Bohan kontaktierte 22 Schulen in der Region Krasnodar und sandte ihnen eine Präsentation unter dem Deckmantel einer offiziellen Parteianweisung. Die Materialien warben für einen "Kult der Stärke" und verspotteten Schwäche – eine klare Anlehnung an nationalsozialistische Ideologie. Die optische Aufmachung imitierte Propagandaplakat der NS-Zeit, doch keine der Schulen meldete Bedenken an.
Lehrkräfte veranstalteten Videokonferenzen und pädagogische Gremiensitzungen, um die Inhalte zu besprechen. Trotz der extremen Botschaft behandelten sie das Material als legitim. Bohan enthüllte später, dass das System durch blinden Gehorsam gegenüber Anweisungen jeden Widerstand ersticke.
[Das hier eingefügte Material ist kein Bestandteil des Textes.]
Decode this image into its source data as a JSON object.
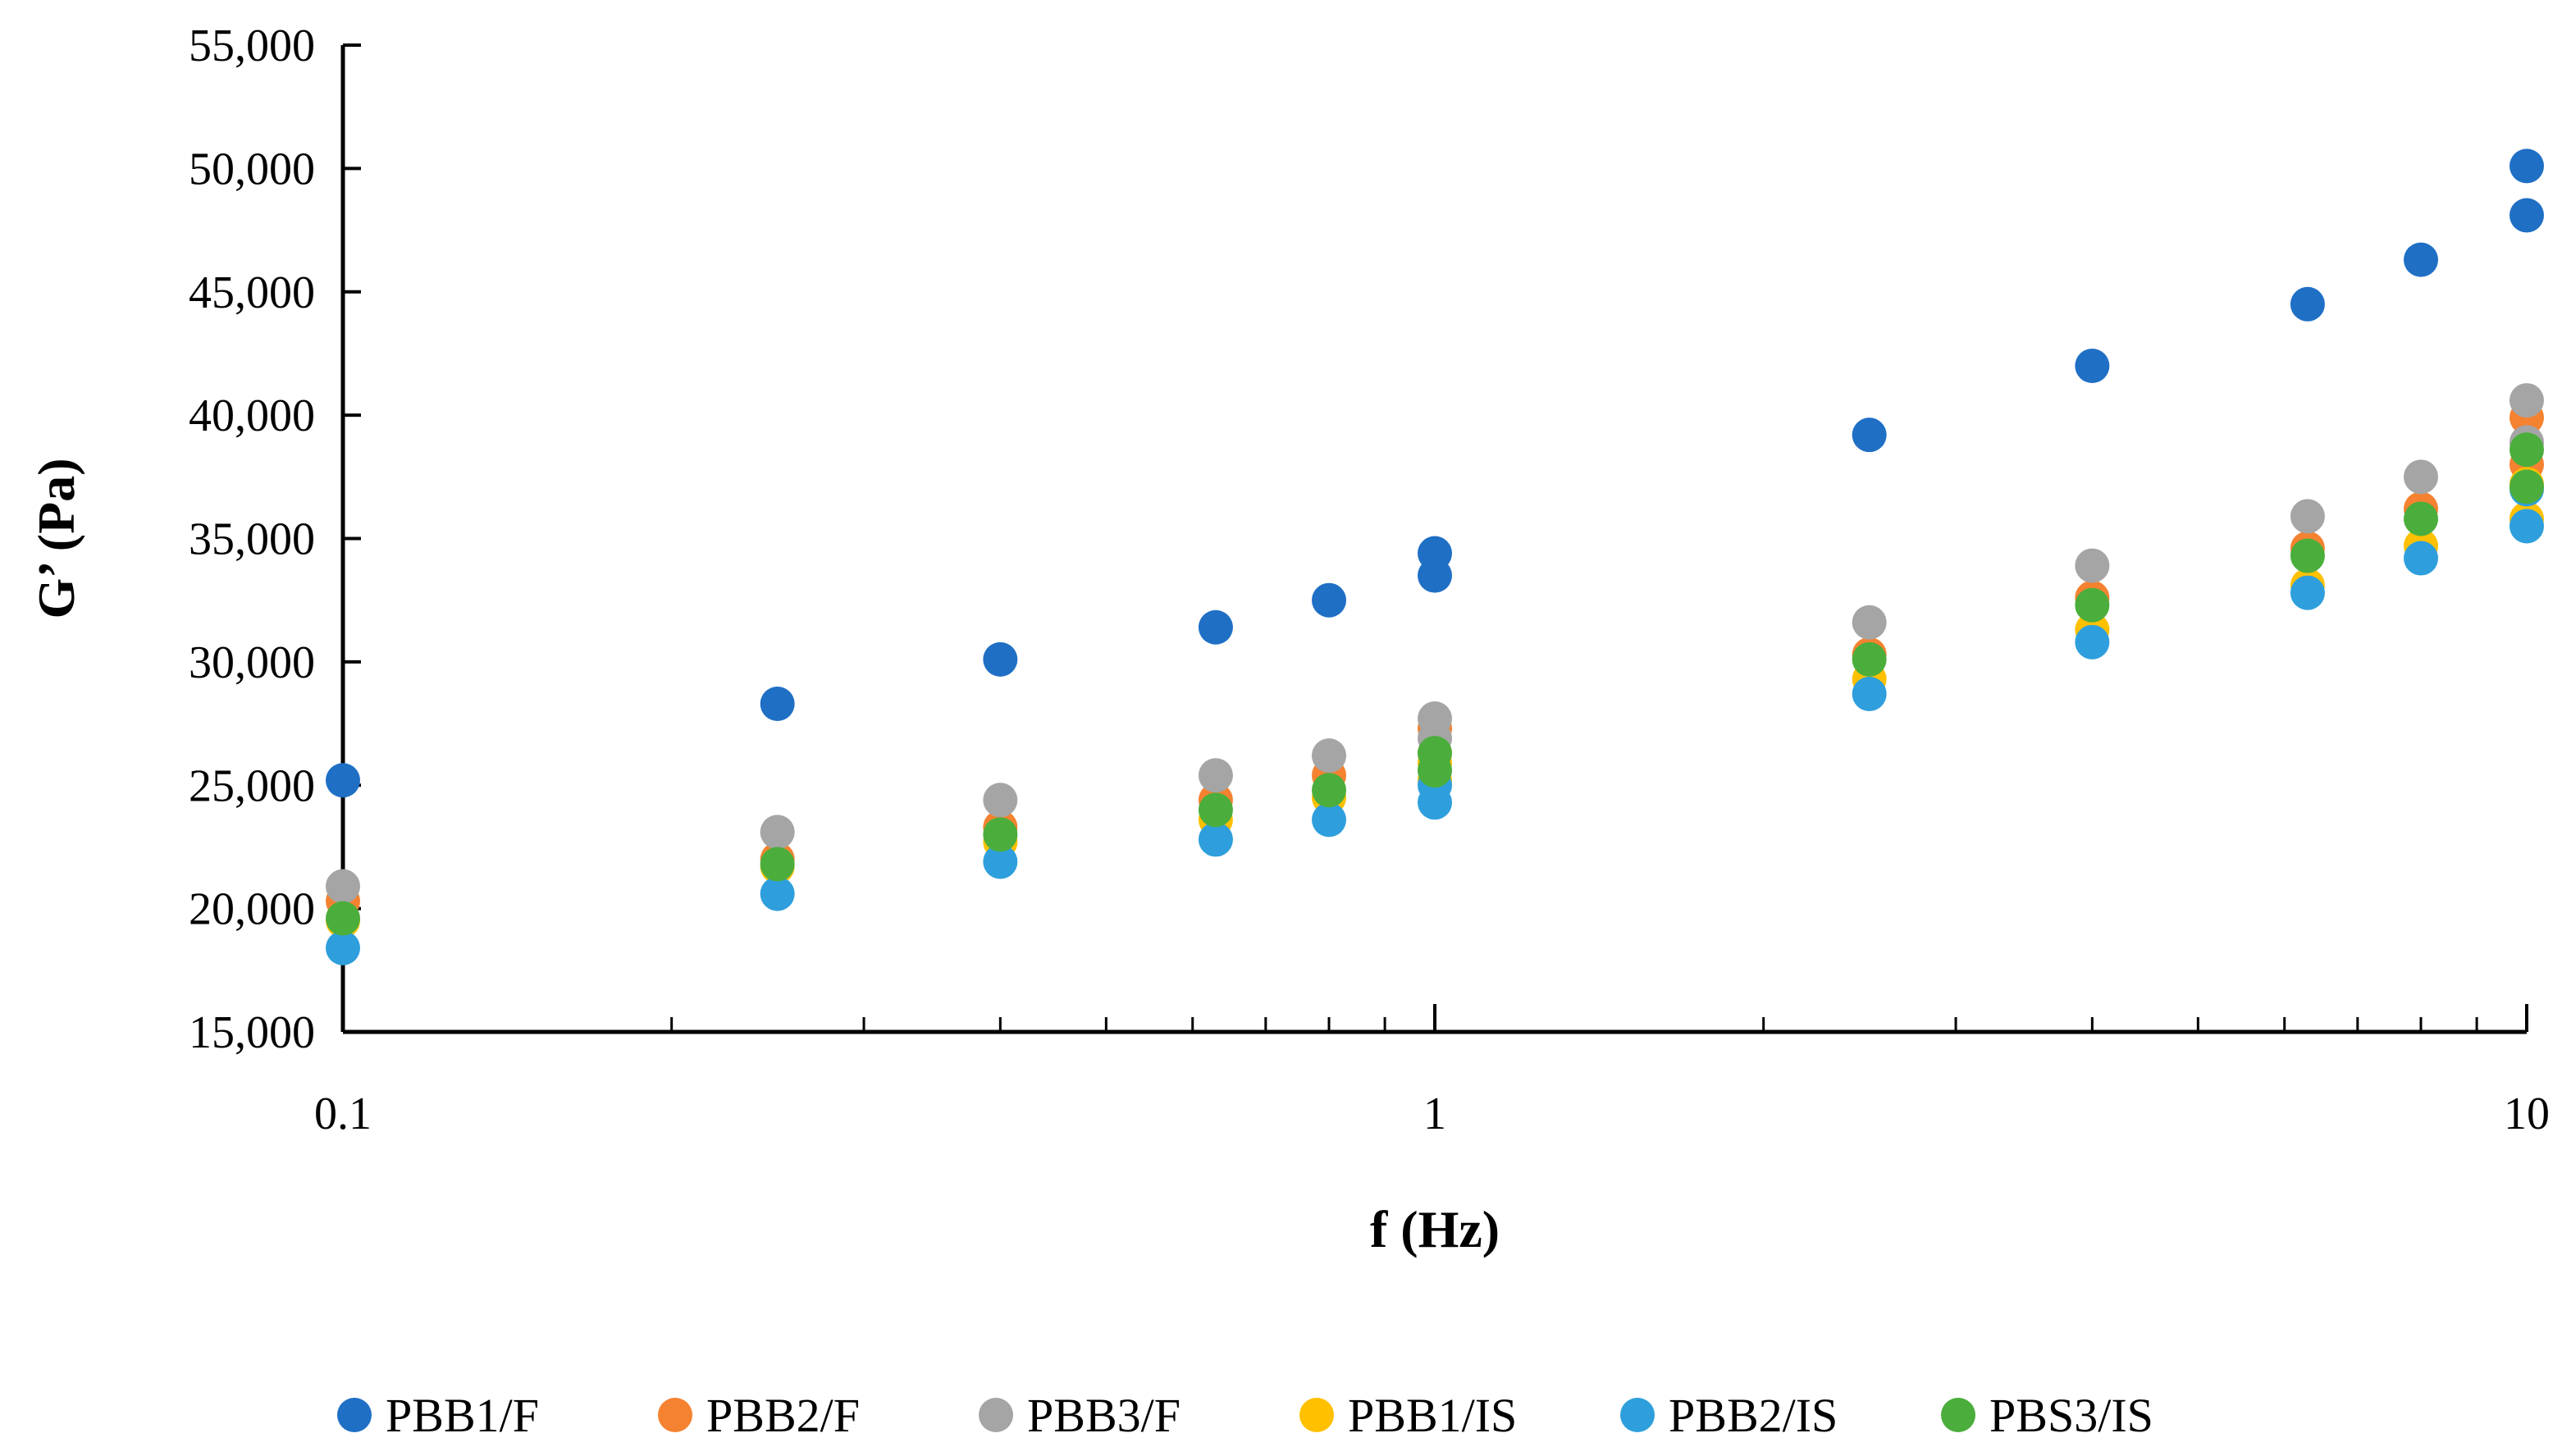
{
  "chart_data": {
    "type": "scatter",
    "xlabel": "f (Hz)",
    "ylabel": "G’ (Pa)",
    "x_scale": "log",
    "xlim": [
      0.1,
      10
    ],
    "ylim": [
      15000,
      55000
    ],
    "x_tick_values": [
      0.1,
      1,
      10
    ],
    "x_tick_labels": [
      "0.1",
      "1",
      "10"
    ],
    "y_tick_values": [
      15000,
      20000,
      25000,
      30000,
      35000,
      40000,
      45000,
      50000,
      55000
    ],
    "y_tick_labels": [
      "15,000",
      "20,000",
      "25,000",
      "30,000",
      "35,000",
      "40,000",
      "45,000",
      "50,000",
      "55,000"
    ],
    "grid": false,
    "legend_position": "bottom",
    "x": [
      0.1,
      0.25,
      0.4,
      0.63,
      0.8,
      1,
      2.5,
      4,
      6.3,
      8,
      10
    ],
    "series": [
      {
        "name": "PBB1/F",
        "color": "#1F6FC5",
        "values": [
          25200,
          28300,
          30100,
          31400,
          32500,
          33500,
          34400,
          39200,
          42000,
          44500,
          46300,
          48100,
          50100
        ]
      },
      {
        "name": "PBB2/F",
        "color": "#F58230",
        "values": [
          20300,
          22000,
          23300,
          24400,
          25400,
          26300,
          27300,
          30300,
          32600,
          34600,
          36200,
          38000,
          39900
        ]
      },
      {
        "name": "PBB3/F",
        "color": "#A5A5A5",
        "values": [
          20900,
          23100,
          24400,
          25400,
          26200,
          26900,
          27700,
          31600,
          33900,
          35900,
          37500,
          38900,
          40600
        ]
      },
      {
        "name": "PBB1/IS",
        "color": "#FFC000",
        "values": [
          19500,
          21700,
          22700,
          23600,
          24500,
          25200,
          25900,
          29300,
          31300,
          33100,
          34700,
          35800,
          37200
        ]
      },
      {
        "name": "PBB2/IS",
        "color": "#2E9FDC",
        "values": [
          18400,
          20600,
          21900,
          22800,
          23600,
          24300,
          25000,
          28700,
          30800,
          32800,
          34200,
          35500,
          37000
        ]
      },
      {
        "name": "PBS3/IS",
        "color": "#4BAE3C",
        "values": [
          19600,
          21800,
          23000,
          24000,
          24800,
          25600,
          26300,
          30100,
          32300,
          34300,
          35800,
          37100,
          38600
        ]
      }
    ],
    "x_values": [
      0.1,
      0.25,
      0.4,
      0.63,
      0.8,
      1,
      1,
      2.5,
      4,
      6.3,
      8,
      10,
      10
    ]
  }
}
Der Künstler erhielt von allen 22 Schulen offizielle Berichte – ein Rekord für sein Projekt. Jede Einrichtung dokumentierte akribisch ihre Auseinandersetzung mit der Präsentation, ohne die Täuschung zu durchschauen.
Der Streich legte schonungslos offen, wie bürokratische Pflichtbeflissenheit kritisches Denken ausschalten kann. Die Schulen verarbeiteten die Propaganda wie ganz normale Unterrichtsmaterialien und zeigten damit eklatante Schwächen in der Aufsicht. Bohans Experiment bewies, wie weit unkontrollierte Autorität Institutionen treiben kann, bevor überhaupt Fragen gestellt werden.